Knaus: Die Innenminister haben gesehen, dass viele Dinge, auf die sie bei anderen Asylsuchenden bestehen, wenig Sinn ergeben. Anstatt alle ins Asylsystem zu zwingen – was in dem Fall keinen Sinn ergibt, weil es zu viele sind und jeder sieht, wovor sie fliehen –, geben wir ihnen doch gleich Schutz. Und wenn wir wissen, die Bearbeitung des Asylantrags dauert eine Weile, dann geben wir ihnen doch so schnell wie möglich die Chance, sich zu integrieren und zu arbeiten. Das ist alles vernünftig, pragmatisch und gut für die Betroffenen und das Aufnahmeland. Ich hoffe, viele erkennen, wenn das bei den Ukrainern klappt, dass manches davon auch bei anderen Asylsuchenden sinnvoll wäre.

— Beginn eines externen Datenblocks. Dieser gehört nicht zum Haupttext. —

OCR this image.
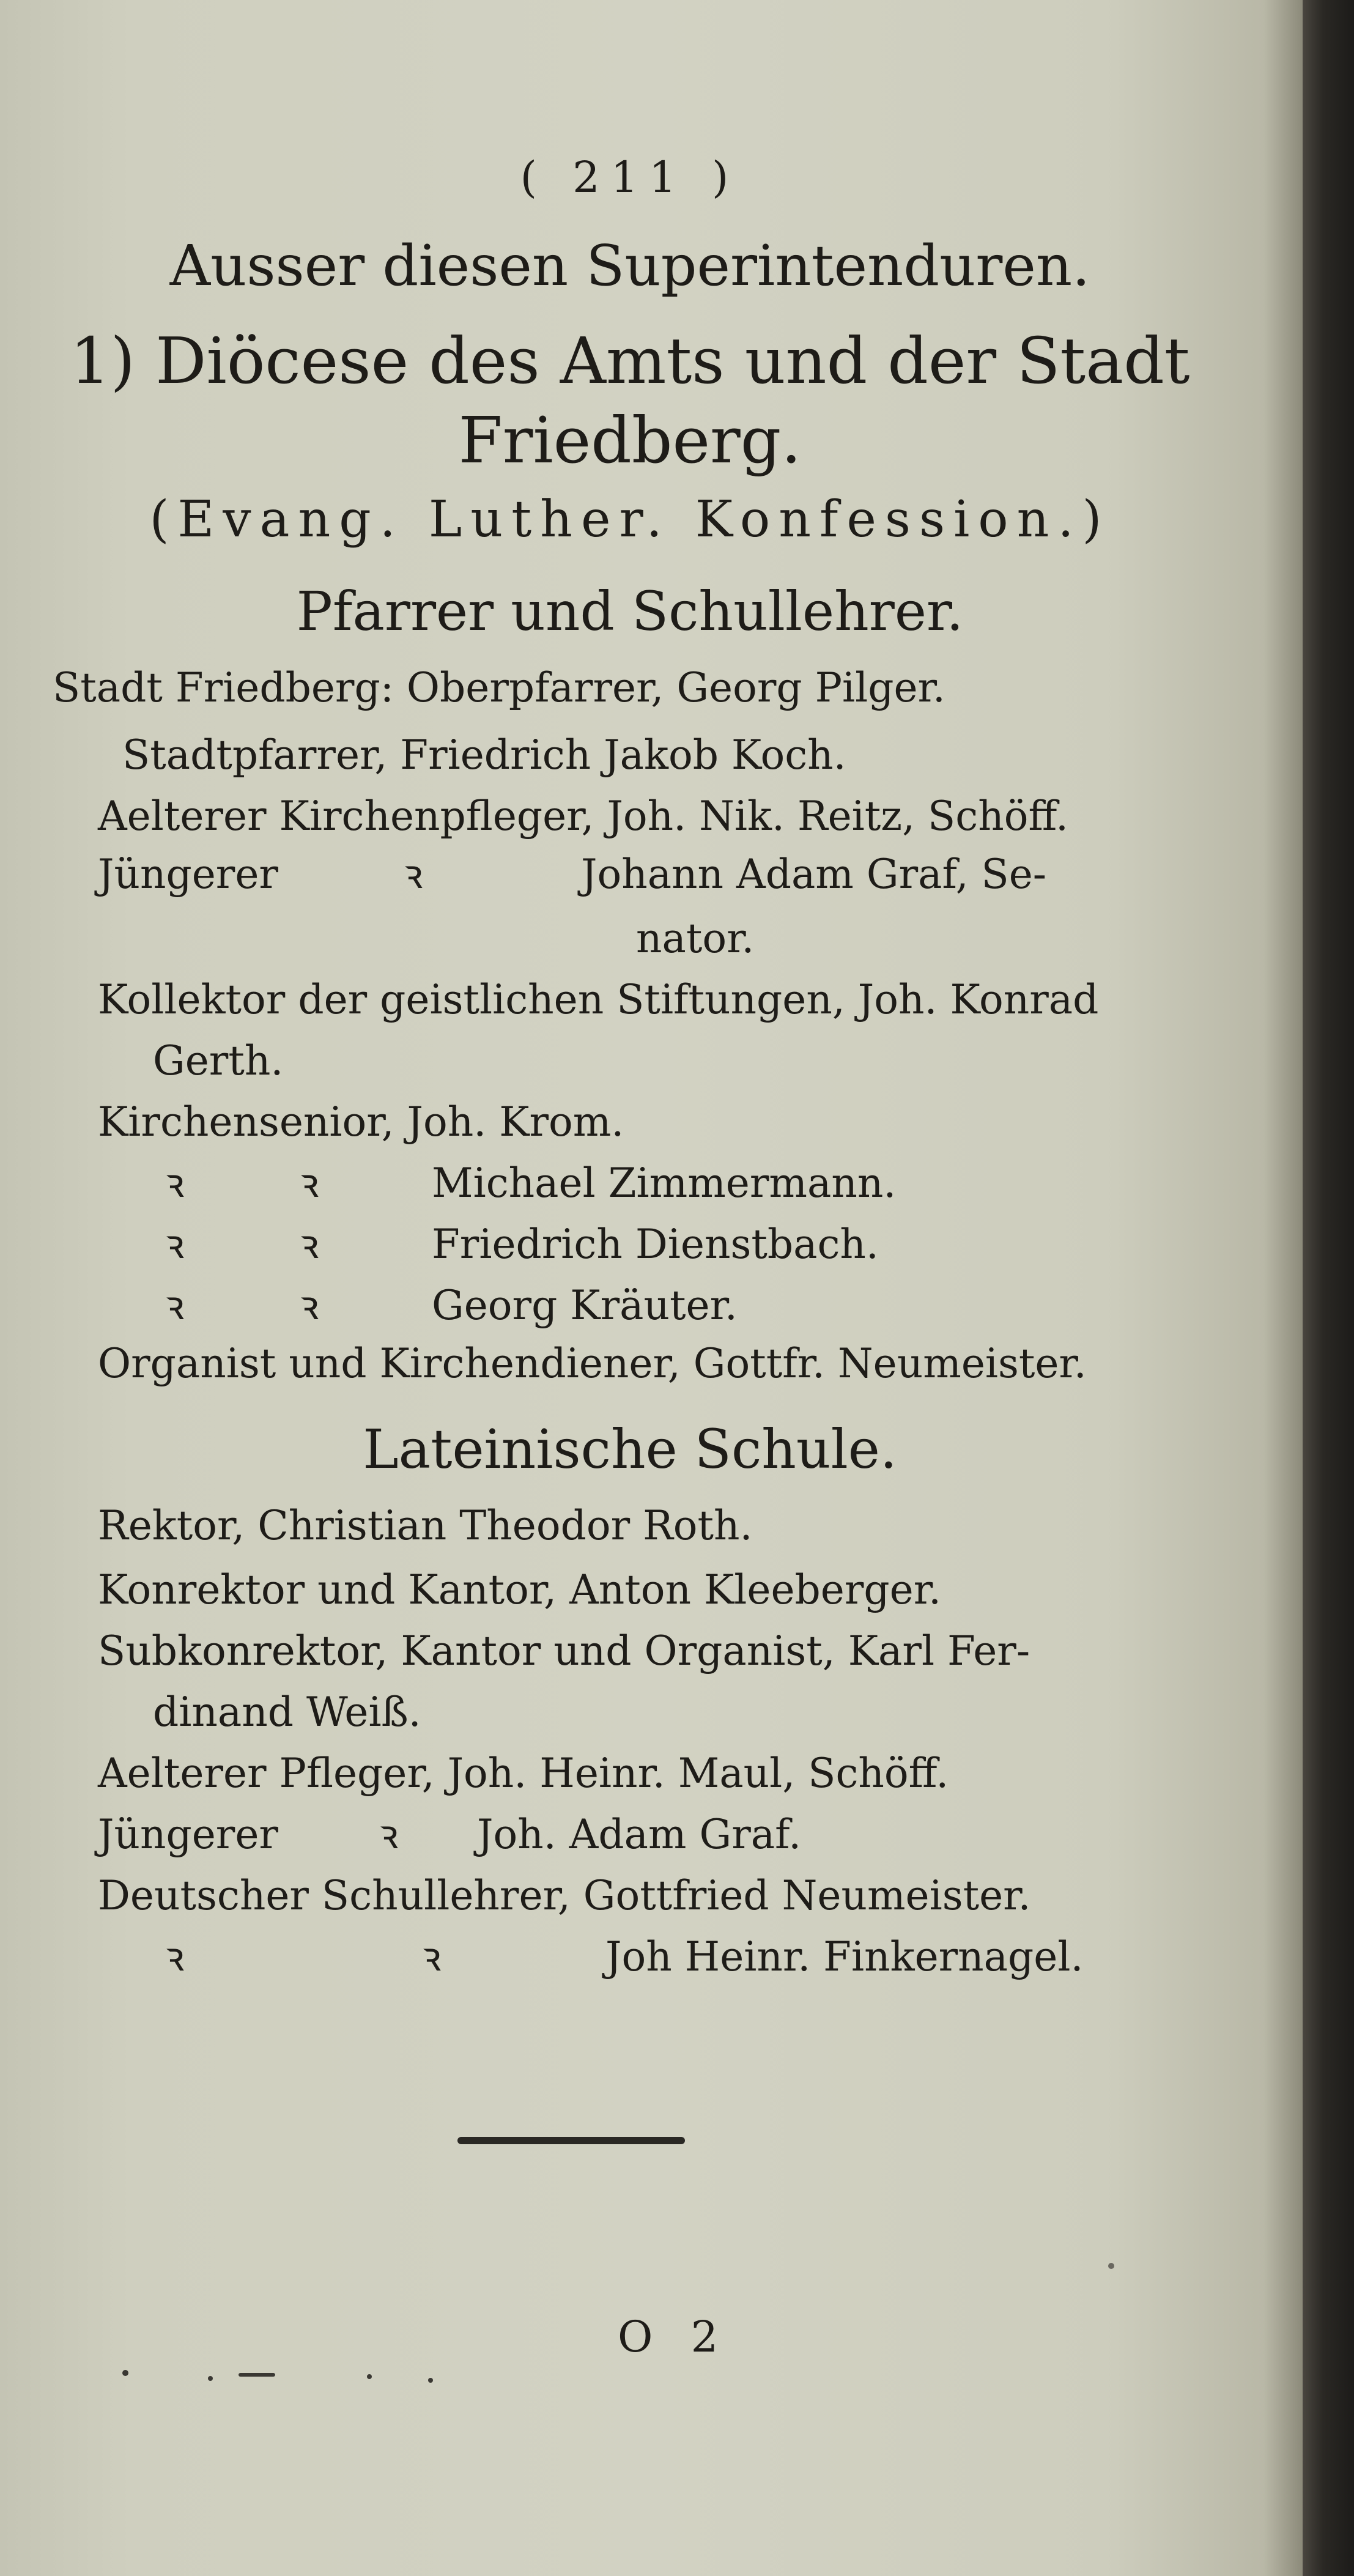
( 211 )
Ausser diesen Superintenduren.
1) Diöcese des Amts und der Stadt
Friedberg.
(Evang. Luther. Konfession.)
Pfarrer und Schullehrer.
Stadt Friedberg: Oberpfarrer, Georg Pilger.
Stadtpfarrer, Friedrich Jakob Koch.
Aelterer Kirchenpfleger, Joh. Nik. Reitz, Schöff.
Jüngerer	ꝛ	Johann Adam Graf, Se-
nator.
Kollektor der geistlichen Stiftungen, Joh. Konrad
Gerth.
Kirchensenior, Joh. Krom.
ꝛ	ꝛ	Michael Zimmermann.
ꝛ	ꝛ	Friedrich Dienstbach.
ꝛ	ꝛ	Georg Kräuter.
Organist und Kirchendiener, Gottfr. Neumeister.
Lateinische Schule.
Rektor, Christian Theodor Roth.
Konrektor und Kantor, Anton Kleeberger.
Subkonrektor, Kantor und Organist, Karl Fer-
dinand Weiß.
Aelterer Pfleger, Joh. Heinr. Maul, Schöff.
Jüngerer	ꝛ Joh. Adam Graf.
Deutscher Schullehrer, Gottfried Neumeister.
ꝛ	ꝛ	Joh Heinr. Finkernagel.
O 2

„Von Polen über die Moldau, die Slowakei oder Österreich sind ganz viele Menschen bereit, auf eine Art zu helfen, die man nicht per Gesetz vorschreiben kann.“

Migrationsforscher Gerald Knaus

DIE FURCHE: Im Unterschied zu 2015 werden Flüchtlinge aus der Ukraine in ganz Europa, auch in Polen, Ungarn, Slowakei, Tschechien willkommen geheißen – teilen Sie den Vorwurf, das sei eine Art Asyl-Rassismus?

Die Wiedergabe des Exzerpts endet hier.